As a teacher on a basic programming course, you’ll probably just tell me that IDEs are used for programming and that I’ll most likely have to use that every time I want to write a program (otherwise, what are we using it for?)

Okay, but “why don’t I have to use an IDE every time I want to use an application in my Windows”? Bam… now you must either explain the difference between code “in development” and code “in production” or ask me just to trust you and please focus on the example on the board for now.

Okay, let’s move on. You said I had to copy what you wrote into a “class’ main method”… What is a “class” and what is a “method”? Ahh, okay. Here, you are trapped. Clearly these are OOP concepts, and you certainly don’t want to start digging into that before your students even write their first “Hello World” application. All you can do here is to ask them, once again, to just trust you by saying that “that’s the way things work in Java”.

So, your students have finally created a project in an “IDE”, created a “class”, defined a “public static” “method” and wrote the snippet you typed at the whiteboard in their IDE’s text editor.

The final code looks something like this:

public class HelloWorld
{
    public static void main(String[] args)
    {
        System.out.println("Hello, world!");
    }
}

They press “Play” on their “IDEs” and it just works. Everything is good.

Quick question: how many things in this code do you think are completely strange to your students? Probably all of it, since it’s the first time they’ve seen a program being coded. That’s okay, but how many of these things do you think are feasible to be explained in a programming 101 course? just println, maybe?
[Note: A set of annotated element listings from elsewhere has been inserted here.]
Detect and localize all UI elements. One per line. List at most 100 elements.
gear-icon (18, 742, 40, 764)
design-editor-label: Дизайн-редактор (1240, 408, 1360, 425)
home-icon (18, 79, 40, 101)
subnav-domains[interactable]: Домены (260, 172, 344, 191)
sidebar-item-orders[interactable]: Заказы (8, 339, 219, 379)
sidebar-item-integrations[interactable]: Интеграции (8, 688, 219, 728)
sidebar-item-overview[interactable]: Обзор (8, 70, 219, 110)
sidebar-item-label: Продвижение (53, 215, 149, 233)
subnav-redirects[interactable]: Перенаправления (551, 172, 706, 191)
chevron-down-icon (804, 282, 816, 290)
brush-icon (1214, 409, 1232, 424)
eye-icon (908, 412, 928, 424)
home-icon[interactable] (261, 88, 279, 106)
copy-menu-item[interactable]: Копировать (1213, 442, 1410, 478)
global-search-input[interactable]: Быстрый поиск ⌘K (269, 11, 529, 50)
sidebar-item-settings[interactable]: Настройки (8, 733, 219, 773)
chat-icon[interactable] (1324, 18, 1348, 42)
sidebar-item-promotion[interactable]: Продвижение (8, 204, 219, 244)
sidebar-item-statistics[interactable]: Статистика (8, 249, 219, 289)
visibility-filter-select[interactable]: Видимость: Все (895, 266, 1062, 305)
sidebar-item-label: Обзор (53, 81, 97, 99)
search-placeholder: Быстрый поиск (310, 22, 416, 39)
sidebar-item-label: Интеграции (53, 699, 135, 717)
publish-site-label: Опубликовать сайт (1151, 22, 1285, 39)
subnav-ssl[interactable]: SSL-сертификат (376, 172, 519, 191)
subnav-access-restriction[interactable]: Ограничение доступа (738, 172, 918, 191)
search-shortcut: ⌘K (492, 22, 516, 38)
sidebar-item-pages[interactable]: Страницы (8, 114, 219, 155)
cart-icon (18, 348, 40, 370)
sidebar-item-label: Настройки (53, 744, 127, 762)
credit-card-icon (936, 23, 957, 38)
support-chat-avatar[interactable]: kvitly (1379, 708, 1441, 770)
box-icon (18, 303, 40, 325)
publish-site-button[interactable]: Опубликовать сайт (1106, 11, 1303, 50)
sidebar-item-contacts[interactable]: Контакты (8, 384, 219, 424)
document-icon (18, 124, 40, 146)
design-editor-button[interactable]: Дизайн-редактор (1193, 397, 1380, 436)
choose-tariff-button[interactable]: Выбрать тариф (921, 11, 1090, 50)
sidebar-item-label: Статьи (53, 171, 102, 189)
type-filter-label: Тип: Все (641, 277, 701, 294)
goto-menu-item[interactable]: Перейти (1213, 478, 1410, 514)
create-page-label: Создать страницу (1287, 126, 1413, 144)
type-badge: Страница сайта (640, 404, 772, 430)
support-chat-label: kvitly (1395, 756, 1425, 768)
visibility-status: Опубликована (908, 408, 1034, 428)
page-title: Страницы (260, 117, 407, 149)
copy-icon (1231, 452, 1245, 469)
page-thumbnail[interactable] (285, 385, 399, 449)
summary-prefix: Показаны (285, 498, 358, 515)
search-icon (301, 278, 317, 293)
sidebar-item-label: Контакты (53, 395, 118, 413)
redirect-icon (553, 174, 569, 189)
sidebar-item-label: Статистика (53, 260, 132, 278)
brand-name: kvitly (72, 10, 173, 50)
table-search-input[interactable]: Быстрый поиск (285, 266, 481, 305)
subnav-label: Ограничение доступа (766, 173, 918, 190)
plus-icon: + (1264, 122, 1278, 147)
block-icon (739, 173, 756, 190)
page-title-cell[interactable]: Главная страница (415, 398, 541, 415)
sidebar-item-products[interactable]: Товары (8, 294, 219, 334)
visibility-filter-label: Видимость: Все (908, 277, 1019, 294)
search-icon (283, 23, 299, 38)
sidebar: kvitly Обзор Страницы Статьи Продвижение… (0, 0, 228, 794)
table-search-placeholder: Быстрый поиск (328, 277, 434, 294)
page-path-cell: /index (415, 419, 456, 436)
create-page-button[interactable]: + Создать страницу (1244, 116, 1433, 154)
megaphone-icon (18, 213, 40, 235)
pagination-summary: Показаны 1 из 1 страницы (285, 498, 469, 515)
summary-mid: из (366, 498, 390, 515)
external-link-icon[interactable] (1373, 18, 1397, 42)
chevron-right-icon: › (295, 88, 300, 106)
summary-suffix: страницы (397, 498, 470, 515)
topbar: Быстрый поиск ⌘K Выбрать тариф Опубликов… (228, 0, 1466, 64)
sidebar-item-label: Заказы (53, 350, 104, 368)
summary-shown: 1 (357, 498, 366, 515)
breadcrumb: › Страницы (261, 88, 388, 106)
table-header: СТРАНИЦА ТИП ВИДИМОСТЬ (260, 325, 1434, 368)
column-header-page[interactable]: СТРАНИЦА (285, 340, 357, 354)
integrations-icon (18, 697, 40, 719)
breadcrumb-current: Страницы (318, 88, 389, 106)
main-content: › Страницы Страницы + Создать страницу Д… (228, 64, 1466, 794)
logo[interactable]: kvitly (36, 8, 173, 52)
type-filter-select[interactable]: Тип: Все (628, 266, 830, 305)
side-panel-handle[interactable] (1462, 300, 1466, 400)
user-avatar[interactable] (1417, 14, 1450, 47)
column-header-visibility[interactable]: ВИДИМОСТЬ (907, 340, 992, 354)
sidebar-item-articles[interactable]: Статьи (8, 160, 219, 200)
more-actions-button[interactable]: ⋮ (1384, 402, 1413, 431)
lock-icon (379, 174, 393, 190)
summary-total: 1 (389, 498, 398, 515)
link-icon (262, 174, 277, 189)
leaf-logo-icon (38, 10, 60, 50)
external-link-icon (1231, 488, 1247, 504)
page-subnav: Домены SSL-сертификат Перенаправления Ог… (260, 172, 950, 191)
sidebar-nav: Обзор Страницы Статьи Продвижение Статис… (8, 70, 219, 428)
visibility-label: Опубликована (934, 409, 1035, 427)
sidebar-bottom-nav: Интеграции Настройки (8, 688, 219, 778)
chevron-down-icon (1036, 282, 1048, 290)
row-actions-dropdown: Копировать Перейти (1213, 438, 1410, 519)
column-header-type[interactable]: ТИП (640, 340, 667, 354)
Why? Because in order to explain what a “class” is, what a “method” is, what “public”, “static”, “String[]”, “System” and “out” mean, you have to start digging into OOP concepts from day one. And you don’t want to do that, because chances are 1) you’ll end up confusing everyone and 2) most of that stuff will not really be useful for the course at all!

So… if teaching this way seems to be so complicated, why are we using Java for teaching programming? Well, I think we shouldn’t. C would be a much better candidate.

Compare the previous Java program with the following C equivalent:

#include <stdio.h>
int main()
{
    printf("Hello, world!");
    return 0;
}

Which one do you think is easier to explain? At most, what your will probably end up asking is “what does #include mean?”. You can just answer that it’s a file where printf is defined. That’s it. No strings attached. No “public static void Main(String[] args)”. Just a plain and simple printf.

What about all that “IDE” mess? Well, it turns out you can just use a plain text editor with some syntax highlighting and a C compiler and you are good to go. Compiling C code is extremely simple, if the system is correctly configured. Just issuing a command like the following will be enough for producing an executable file:

gcc hello.c -o hello.exe

It’s that easy. And best of all is that you get an executable. A plain .exe file on Windows. That’s what your students are expecting. That’s what a program is to them. An .exe file! In Java, your compiler would’ve generated a “.class” file, and then you would have to teach your students how to invoke the Java Virtual Machine, explain what a Runtime is and why is it needed to have your code (which is already complied, isn’t it?) run.

Another final advantage? By asking them to compile their code by hand, you indirectly have them learn how to use the Terminal application (believe me, most students don’t know what that is or how it’s used nowadays) and you are laying the foundation for them to learn how to use a non-GUI operating system.

You can achieve all this (and more) without having to ask them to “trust you” or to hold their questions for one to two years, until they have their first OOP course.

You could argue that, even though Java might seem more complicated at first, it’s more popular and thus it could never be a mistake to teach it. I completely agree, but I think it should be taught as a second or third language, not as the first one. Not only does Java require the student to wait until he or she goes through 2 or 3 programming courses in order to be able to fully “get” the language, but also, there are some concepts that they will just never learn this way, such as memory management or pointers.

So, please, if you’re a programming 101 teacher who’s doing Java, I ask you to reconsider. C does not have to be hard, and your students will thank you for conducting a exhaustive, self-contained course.